Jim Waygood is Coming Home — A Story Rooted in Memory, Place, and Return
Every book has its own journey, and this one has been quietly growing in me for years. Jim Waygood is Coming Home began as a simple idea: what happens when someone returns to the village of their childhood after forty years away? What do they recognise, what has changed, and what truths rise to the surface when you walk the same lanes your ancestors once walked?
I’ve always been fascinated by the rhythms of everyday life — how communities evolve, how memory shapes identity, and how the past never quite loosens its grip. The surname Waygood belonged to my great‑grandmother, who travelled from Dorset to the Isle of Wight, raised ten children, and died tragically young at forty‑six . I know so little about her, except that records suggest she returned to her home village of Middlemarsh to give birth to her children. That small fragment of history stayed with me. It felt like a thread waiting to be pulled.

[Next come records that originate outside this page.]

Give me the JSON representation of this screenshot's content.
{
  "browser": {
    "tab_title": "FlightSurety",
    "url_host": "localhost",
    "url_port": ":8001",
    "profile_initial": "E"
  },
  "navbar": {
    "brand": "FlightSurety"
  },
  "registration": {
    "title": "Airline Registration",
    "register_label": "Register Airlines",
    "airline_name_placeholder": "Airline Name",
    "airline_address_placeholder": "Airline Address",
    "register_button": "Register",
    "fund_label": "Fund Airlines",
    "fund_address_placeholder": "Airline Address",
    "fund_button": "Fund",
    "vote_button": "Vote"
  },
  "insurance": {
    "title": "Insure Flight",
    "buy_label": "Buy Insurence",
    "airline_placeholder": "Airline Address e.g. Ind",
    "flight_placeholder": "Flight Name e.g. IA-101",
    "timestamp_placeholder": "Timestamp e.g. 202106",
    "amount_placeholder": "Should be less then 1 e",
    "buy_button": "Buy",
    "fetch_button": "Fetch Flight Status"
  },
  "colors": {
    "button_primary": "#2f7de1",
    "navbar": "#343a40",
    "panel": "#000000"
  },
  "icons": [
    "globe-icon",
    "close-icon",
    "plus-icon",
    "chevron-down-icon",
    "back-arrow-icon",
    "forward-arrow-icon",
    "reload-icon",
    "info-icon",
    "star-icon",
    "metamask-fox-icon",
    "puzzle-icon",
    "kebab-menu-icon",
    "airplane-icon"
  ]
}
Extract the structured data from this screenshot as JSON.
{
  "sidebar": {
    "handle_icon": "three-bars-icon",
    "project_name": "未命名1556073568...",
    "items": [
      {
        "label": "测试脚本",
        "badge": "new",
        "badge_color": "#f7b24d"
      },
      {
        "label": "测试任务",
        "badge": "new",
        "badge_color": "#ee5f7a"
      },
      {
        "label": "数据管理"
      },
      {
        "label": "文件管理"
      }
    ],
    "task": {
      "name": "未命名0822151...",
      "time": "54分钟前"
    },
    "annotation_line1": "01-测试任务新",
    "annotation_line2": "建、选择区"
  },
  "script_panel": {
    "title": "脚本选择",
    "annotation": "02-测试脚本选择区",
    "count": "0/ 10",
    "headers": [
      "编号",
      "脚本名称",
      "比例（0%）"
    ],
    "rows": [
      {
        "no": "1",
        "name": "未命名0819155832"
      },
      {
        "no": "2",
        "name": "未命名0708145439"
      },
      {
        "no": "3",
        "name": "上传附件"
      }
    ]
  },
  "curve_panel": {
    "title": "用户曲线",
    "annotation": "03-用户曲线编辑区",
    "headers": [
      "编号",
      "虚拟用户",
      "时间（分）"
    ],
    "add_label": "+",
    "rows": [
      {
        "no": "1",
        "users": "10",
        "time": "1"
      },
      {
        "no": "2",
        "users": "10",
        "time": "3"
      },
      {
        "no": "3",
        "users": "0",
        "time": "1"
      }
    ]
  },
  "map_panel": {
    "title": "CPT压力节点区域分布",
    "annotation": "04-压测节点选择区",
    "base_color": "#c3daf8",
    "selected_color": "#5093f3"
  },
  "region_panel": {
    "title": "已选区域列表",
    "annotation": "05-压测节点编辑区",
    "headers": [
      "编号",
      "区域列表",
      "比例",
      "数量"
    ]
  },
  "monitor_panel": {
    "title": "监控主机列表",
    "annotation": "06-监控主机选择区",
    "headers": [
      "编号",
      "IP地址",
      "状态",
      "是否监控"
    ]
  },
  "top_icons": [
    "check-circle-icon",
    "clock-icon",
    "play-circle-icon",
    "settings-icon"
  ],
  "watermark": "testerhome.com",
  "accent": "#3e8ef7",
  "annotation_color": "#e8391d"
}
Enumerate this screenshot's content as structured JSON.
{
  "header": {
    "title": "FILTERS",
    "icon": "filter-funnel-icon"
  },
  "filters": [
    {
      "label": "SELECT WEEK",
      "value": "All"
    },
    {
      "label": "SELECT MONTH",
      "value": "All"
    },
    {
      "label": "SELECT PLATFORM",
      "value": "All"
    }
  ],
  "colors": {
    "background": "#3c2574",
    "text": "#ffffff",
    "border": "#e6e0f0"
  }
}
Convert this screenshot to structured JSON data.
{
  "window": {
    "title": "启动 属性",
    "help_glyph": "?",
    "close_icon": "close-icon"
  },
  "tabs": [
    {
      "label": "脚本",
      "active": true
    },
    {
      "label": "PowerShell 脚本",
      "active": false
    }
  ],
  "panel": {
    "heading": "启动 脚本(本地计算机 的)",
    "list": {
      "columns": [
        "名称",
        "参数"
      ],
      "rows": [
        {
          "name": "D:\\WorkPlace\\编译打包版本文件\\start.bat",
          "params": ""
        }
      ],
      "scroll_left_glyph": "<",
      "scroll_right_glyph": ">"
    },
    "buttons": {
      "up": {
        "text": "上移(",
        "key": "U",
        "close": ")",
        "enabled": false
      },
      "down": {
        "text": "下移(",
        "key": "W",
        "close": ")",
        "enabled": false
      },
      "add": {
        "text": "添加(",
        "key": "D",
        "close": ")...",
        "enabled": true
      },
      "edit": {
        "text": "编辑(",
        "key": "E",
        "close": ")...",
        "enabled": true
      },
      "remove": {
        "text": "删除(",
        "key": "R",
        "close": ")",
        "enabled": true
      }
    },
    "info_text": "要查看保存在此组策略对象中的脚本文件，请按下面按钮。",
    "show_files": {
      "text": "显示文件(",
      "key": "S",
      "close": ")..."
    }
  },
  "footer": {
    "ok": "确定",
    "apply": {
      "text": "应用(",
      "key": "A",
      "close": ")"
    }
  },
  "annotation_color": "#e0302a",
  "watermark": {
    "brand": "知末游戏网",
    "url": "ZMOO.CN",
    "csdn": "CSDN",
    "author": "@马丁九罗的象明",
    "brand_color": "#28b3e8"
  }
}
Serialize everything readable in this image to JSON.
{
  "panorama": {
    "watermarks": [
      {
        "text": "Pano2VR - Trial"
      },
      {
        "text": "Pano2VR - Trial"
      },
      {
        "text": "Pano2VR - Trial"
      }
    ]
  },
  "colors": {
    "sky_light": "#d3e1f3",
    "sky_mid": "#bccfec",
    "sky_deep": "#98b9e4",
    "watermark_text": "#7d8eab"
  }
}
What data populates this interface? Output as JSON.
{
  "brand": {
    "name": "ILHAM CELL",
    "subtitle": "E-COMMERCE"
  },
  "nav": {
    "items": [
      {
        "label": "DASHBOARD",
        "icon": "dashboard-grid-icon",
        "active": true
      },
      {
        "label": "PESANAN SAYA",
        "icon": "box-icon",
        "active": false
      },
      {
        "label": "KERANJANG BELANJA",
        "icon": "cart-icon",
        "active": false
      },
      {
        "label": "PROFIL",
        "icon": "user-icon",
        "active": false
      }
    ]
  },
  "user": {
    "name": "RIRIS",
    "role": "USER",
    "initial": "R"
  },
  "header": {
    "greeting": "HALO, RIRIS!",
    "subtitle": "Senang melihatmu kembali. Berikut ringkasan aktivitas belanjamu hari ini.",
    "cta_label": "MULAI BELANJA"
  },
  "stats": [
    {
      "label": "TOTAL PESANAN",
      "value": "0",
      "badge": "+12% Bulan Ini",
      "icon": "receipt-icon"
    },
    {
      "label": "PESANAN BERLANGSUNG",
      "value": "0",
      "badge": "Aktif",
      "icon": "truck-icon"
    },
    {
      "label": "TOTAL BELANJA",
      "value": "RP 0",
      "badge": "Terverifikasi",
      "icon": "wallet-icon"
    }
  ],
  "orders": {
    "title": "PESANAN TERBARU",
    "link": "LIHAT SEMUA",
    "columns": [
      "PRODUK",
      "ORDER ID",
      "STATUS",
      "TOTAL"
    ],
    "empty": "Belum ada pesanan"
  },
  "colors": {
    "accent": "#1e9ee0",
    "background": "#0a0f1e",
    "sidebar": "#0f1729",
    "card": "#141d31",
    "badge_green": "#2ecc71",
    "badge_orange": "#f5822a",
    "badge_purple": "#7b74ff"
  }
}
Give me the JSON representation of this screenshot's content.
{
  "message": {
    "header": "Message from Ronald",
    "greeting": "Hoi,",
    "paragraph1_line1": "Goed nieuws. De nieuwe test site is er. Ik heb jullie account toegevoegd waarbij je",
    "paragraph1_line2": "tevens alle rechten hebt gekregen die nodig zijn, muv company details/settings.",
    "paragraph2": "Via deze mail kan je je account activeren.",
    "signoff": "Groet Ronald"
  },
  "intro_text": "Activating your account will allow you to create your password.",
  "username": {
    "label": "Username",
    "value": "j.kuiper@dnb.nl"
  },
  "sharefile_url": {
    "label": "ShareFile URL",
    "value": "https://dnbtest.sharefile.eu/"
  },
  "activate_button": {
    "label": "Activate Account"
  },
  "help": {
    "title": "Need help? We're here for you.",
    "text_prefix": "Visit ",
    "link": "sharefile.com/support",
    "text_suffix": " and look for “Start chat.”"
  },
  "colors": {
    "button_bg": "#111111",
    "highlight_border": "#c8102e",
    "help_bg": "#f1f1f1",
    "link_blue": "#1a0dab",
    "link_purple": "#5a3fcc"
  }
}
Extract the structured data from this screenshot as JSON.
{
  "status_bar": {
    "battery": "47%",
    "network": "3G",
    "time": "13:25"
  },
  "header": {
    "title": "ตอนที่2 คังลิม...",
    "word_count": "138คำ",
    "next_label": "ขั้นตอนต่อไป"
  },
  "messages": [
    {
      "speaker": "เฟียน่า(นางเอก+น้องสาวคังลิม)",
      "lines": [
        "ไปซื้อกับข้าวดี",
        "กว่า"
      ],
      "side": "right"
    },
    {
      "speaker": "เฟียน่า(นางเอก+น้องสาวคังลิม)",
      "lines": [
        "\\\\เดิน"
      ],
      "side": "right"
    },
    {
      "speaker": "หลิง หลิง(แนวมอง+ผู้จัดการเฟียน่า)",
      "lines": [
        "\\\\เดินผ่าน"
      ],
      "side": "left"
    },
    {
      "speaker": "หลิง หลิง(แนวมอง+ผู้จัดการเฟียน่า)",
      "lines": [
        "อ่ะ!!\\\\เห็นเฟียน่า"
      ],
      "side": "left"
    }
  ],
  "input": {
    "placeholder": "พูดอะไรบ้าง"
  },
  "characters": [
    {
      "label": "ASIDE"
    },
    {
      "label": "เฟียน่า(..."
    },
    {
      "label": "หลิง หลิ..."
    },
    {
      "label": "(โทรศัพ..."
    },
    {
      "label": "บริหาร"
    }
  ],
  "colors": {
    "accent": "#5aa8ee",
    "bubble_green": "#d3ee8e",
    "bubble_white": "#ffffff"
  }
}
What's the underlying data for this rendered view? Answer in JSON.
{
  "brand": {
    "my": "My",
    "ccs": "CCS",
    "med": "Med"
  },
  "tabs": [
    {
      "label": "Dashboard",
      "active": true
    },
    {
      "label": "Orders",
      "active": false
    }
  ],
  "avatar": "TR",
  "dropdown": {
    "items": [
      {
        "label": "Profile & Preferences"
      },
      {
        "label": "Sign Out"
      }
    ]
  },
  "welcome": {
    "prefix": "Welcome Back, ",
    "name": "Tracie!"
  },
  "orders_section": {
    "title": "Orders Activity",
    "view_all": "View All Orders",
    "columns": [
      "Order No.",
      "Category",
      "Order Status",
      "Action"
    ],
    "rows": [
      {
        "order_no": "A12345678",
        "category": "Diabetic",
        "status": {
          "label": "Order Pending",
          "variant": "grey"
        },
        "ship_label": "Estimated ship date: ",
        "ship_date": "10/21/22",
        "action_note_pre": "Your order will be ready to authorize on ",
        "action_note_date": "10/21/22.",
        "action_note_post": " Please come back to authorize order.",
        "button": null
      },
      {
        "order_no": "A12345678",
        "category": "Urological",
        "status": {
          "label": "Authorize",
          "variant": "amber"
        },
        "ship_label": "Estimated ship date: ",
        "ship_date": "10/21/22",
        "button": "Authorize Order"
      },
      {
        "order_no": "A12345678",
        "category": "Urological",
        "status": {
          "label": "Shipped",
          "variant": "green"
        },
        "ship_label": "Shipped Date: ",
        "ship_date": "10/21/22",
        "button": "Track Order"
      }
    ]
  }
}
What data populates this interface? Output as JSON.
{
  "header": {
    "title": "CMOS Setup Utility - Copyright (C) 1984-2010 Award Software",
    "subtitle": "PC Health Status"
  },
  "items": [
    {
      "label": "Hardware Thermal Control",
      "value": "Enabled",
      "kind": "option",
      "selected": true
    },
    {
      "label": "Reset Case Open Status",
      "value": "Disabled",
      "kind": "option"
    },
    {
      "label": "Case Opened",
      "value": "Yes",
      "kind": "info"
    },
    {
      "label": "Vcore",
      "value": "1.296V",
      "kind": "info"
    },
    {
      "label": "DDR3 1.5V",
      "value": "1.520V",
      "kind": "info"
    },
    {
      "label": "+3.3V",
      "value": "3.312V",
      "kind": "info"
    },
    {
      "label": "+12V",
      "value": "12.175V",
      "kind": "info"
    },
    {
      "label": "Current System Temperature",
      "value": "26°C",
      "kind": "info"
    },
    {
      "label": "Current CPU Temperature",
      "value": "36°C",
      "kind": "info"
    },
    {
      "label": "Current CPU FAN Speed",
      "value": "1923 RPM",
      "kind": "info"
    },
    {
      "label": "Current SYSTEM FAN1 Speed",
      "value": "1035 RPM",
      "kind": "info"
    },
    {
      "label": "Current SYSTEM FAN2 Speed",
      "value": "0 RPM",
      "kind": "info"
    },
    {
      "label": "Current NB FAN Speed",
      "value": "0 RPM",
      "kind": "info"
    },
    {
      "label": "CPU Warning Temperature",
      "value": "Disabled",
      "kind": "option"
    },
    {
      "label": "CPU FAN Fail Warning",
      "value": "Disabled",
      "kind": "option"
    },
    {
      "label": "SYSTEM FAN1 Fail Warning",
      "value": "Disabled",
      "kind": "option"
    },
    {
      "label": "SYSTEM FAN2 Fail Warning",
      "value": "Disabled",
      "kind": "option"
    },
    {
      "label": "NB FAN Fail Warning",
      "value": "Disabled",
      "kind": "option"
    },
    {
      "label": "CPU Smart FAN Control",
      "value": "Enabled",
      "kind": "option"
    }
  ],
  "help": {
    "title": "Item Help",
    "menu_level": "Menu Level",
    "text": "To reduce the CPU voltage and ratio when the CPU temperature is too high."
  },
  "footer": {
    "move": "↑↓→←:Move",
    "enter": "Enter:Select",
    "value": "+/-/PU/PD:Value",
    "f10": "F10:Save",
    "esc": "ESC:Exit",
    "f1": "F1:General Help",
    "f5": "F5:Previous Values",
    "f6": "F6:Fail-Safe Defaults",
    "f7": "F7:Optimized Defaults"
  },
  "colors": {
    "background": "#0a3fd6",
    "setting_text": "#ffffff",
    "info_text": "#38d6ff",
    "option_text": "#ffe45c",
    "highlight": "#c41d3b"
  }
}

I finally began writing this novel in December 2022, during a strange in‑between time when we were living at our son’s house while our new home was being built. After reading Jonathan Coe’s Bournville, something clicked. I suddenly knew the kind of story I wanted to create. Around the same time, I immersed myself in the work of Elizabeth Strout — Lucy By The Sea quickly became a favourite. Her gift for observing the quiet details of everyday life was a huge inspiration. I also found myself drawn into the extensive work of Anne Tyler, whose small‑town stories and gentle, perceptive character studies helped shape the tone I wanted for Bedway St John’s.
That fictional village — the heart of the novel — is a tapestry woven from several real places, stitched together with local stories, family memories, and the colourful characters who make island life what it is. It’s a village of old families and new arrivals, of gossip and generosity, of secrets that linger in the hedgerows. Into this world comes Jim Waygood. Widowed, thoughtful, and carrying the weight of a complicated past, he returns to the Isle of Wight alone. But life has a way of surprising us. When Jim meets Eliana Rushford, a novelist who has moved to the island after her own heartbreak, the two form an immediate and unexpected bond.
As Jim digs deeper into his family history — particularly his difficult relationship with his father — an elderly local reveals something that shakes him to the core. It’s a truth that forces him to confront the past he thought he understood. Because sometimes, to move forward, you really do have to go back.
I finished the first draft in March 2024. After many twists and turns, and now as a self‑published author, I can finally bring this story into the world. It’s special, it’s personal, and I’m genuinely excited to share it. Jim Waygood is Coming Home is a novel about belonging, memory, and the courage it takes to rebuild a life. It’s about the places that shape us — and the people who help us find our way again.